Ozturk is not only a commercial and documentary filmmaker, but also an expedition climber for The North Face and a photojournalist for Sony and National Geographic. He has earned an international reputation for rock-climbing films like ‘Meru’, which won the 2015 People’s Choice Award at Sundance, and the critically acclaimed ‘Sherpa’, which screened at TIFF and Telluride.

Wilkinson echoes this undeniable attraction and this constant search for elevation.

“I was just looking for inspiration and kept coming back to Moose’s Tooth in Brad Washburn photos,” Wilkinson says.

A New Hampshire mountain guide in his spare time, Wilkinson received numerous mountaineering accolades, including the prestigious Piolet d’Or for making the first ascent of Saser Kangri II, which was then the second highest unclimbed mountain in the world. world. Wilkinson’s many first ascents spanned across Alaska, Nepal, India, Patagonia and Antarctica.

“(Washburn) is the greatest aerial photographer of all time,” fellow climber Zack Smith says in the film.

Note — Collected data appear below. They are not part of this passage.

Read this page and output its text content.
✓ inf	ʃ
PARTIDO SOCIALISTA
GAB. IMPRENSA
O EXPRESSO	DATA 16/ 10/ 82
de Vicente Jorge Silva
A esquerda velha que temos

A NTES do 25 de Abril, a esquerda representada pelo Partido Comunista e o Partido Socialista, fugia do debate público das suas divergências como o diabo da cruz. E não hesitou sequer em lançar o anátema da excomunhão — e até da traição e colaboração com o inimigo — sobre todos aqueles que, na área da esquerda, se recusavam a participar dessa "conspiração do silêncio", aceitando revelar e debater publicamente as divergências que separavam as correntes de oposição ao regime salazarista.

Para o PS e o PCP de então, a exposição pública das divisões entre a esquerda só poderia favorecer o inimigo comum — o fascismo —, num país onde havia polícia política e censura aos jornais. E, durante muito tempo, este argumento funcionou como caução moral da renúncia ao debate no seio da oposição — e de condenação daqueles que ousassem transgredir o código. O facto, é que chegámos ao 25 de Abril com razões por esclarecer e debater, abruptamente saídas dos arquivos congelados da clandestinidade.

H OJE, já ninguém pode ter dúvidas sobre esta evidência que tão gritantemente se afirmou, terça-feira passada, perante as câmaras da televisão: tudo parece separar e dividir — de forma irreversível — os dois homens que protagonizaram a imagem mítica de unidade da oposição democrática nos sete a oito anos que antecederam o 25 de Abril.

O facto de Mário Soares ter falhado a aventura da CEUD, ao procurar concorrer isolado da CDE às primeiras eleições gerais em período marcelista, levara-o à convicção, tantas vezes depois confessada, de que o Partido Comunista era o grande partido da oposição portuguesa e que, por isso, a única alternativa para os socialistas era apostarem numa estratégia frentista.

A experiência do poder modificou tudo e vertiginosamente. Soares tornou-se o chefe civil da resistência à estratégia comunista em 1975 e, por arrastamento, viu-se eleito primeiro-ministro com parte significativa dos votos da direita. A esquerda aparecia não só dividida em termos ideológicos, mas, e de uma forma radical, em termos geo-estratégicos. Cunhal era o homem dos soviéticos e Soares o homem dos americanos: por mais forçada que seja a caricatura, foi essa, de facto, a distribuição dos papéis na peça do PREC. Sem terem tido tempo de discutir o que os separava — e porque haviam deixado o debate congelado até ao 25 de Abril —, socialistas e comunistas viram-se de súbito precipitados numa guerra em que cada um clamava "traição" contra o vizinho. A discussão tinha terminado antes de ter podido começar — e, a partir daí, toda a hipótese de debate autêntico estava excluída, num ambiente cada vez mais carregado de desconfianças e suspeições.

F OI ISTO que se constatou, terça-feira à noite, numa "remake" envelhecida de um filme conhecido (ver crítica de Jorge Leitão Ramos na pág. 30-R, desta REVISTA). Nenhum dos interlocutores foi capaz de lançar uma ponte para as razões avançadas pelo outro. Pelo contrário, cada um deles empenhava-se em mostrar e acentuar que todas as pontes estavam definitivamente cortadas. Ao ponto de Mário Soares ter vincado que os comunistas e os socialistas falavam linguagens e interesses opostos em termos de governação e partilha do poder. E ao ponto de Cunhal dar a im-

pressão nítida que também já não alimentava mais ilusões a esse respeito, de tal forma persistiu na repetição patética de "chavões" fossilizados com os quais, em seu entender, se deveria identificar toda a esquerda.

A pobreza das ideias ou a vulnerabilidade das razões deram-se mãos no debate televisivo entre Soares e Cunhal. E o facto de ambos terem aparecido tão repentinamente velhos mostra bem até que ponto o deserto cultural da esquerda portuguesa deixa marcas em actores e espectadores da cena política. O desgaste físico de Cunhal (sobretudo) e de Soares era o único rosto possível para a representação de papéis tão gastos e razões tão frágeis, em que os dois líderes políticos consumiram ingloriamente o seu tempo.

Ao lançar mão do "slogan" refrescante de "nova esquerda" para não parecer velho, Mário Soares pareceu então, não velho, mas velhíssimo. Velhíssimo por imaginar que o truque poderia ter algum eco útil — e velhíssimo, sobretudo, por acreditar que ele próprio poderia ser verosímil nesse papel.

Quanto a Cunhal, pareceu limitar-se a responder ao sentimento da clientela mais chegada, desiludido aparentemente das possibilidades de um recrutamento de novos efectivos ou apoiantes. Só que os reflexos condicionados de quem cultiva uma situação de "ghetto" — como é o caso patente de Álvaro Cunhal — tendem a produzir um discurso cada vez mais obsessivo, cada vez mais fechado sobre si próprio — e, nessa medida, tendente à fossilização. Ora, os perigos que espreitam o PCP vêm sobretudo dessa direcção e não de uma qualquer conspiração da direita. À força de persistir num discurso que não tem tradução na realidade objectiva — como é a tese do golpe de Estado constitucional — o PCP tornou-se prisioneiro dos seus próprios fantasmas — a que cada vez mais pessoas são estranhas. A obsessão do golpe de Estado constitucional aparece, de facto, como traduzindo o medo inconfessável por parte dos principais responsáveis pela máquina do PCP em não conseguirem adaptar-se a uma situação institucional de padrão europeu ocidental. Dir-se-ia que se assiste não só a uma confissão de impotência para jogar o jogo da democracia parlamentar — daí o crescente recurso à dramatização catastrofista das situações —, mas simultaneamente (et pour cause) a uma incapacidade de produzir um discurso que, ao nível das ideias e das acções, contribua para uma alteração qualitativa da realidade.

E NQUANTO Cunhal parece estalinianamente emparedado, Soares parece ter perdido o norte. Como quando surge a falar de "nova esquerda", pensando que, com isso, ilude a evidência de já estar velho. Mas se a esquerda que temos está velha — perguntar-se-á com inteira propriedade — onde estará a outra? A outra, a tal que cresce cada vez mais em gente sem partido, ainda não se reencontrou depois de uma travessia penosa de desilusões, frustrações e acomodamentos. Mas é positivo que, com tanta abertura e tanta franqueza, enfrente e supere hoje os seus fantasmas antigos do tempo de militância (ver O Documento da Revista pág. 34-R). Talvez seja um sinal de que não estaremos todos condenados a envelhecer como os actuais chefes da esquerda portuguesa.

Smith grew up in Ashland, Oregon and started rock climbing with her dad at age 13 in Yosemite, using harness straps, hip belays and Vans skateboard shoes. He began his guiding career in Moab, Utah in 2000, specializing in desert tours and rock climbing clinics. Smith then found his first ascents in Argentine Patagonia, Chilean Patagonia, Kichatna Spiers and Ruth’s Gorge in Alaska, Bugaboos in Canada, Black Canyon in Colorado and Indian Creek in Utah.

Washburn was a pioneer mountaineer, photographer, and mapmaker, embarking on adventures in Alaska beginning in the late 1930s. He married Barbara Polk Washburn in 1940, honeymooning in the state and accomplishing the first ascent of the Mount Bertha. The pair established several first ascents in the northernmost state of the United States, blazing new trails on many of Alaska’s major peaks and making Polk Washburn the first woman to summit Denali.

“Brad’s photography taught me that you can use tiny human elements to convey the scale of these huge landscapes,” says Ozturk.

From drone shots, we find tiny humans, visible only through shiny winter jackets, atop massive peaks that stretch across the untouched Far North. It is this immense beauty that climbers are dedicated to uncovering, and through their eyes in “The Sanctity of Space” audiences experience the human quest to transcend the limitations of being tiny creatures in search of awe-inspiring majesty. of this vast planet.